Canada's biggest credit union looks to go national
Coast Capital Savings, Canada's biggest credit union by membership, plans to expand beyond British Columbia to challenge the dominance of the nation's banks.
The member-owned lender expects approval from the province to become federally regulated by the end of June, with consent from Canada's financial watchdog by the middle of next year, Chief Executive Officer Don Coulter said in a March 30 interview. Based in Surrey, Coast Capital has 543,000 members and C$15 billion ($11 billion) in total assets, according to a March 8 statement.
Canada's financial system is among the most concentrated of the world's advanced economies, with its "Big Six" banks holding 93 percent of banking assets, according to a 2014 International Monetary Fund study. Consumers could do with more competition, Coulter said.
"We're different from the large banks because we're not publicly traded," Coulter said. Credit unions can offer better terms, service and long-term benefits to their members than banks, which face pressure to deliver quarterly results to investors, he said. "We see the overall credit union pie getting bigger."
Coast Capital would be the second credit union to receive approval to go national, he said, following New Brunswick's UNI Financial Cooperation, which received approval in July.

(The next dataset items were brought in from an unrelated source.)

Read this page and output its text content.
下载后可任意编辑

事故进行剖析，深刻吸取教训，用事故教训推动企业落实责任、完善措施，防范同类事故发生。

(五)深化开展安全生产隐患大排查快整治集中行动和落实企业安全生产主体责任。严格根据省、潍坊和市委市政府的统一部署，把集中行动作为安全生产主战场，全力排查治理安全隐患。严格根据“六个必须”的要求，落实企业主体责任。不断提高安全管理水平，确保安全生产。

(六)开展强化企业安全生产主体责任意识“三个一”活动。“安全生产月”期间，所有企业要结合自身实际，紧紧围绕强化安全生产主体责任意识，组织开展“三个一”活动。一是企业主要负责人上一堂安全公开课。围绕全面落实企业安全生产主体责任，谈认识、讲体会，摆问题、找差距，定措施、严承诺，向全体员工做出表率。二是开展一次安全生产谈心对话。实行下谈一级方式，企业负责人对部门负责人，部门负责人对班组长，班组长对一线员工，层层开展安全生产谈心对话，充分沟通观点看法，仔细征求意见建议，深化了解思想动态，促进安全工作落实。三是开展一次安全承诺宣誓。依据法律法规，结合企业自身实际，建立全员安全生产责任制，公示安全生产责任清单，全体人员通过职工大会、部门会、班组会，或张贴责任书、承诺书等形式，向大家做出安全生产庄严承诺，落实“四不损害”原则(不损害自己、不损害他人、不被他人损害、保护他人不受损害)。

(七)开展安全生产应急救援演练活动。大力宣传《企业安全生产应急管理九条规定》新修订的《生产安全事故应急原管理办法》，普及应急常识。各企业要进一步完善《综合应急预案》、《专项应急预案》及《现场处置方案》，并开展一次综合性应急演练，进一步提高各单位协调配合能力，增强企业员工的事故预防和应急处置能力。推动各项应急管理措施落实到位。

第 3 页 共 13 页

Canada's Office of the Superintendent of Financial Institutions doesn't comment on individual applications, but it "encourages competition and innovation in the banking world," spokeswoman Annik Faucher said in an emailed statement. Credit unions seeking a federal charter are subject to the same supervision as other federally regulated financial institutions, she said.
Canadians have taken on historically high levels of debt, exceeding the country's gross domestic product for the first time last year and prompting alarm among policy makers. Banks dominate lending, accounting for about 85 percent of total loans, Coulter said.
Yet there are signs that credit unions may be doing a better job of managing credit risk. Canadian credit union consumer loans show average lower delinquency rates compared with banks: 15 percent less on credit cards, 69 percent on credit lines and 79 percent on installment loans such as mortgages, according to a November study by consumer-credit rater TransUnion.
While financial institutions have sought to lend more aggressively amid slow growth and eroding margins, as many as a million of Canada's 26 million active borrowers would be unable to absorb a 1 percent increase in interest rates, TransUnion estimated.
Asked if expanding nationwide in such an environment was risky, Coulter said, "We think this is an ideal time. We'll be able to grow, generate more scale and ultimately be more sustainable."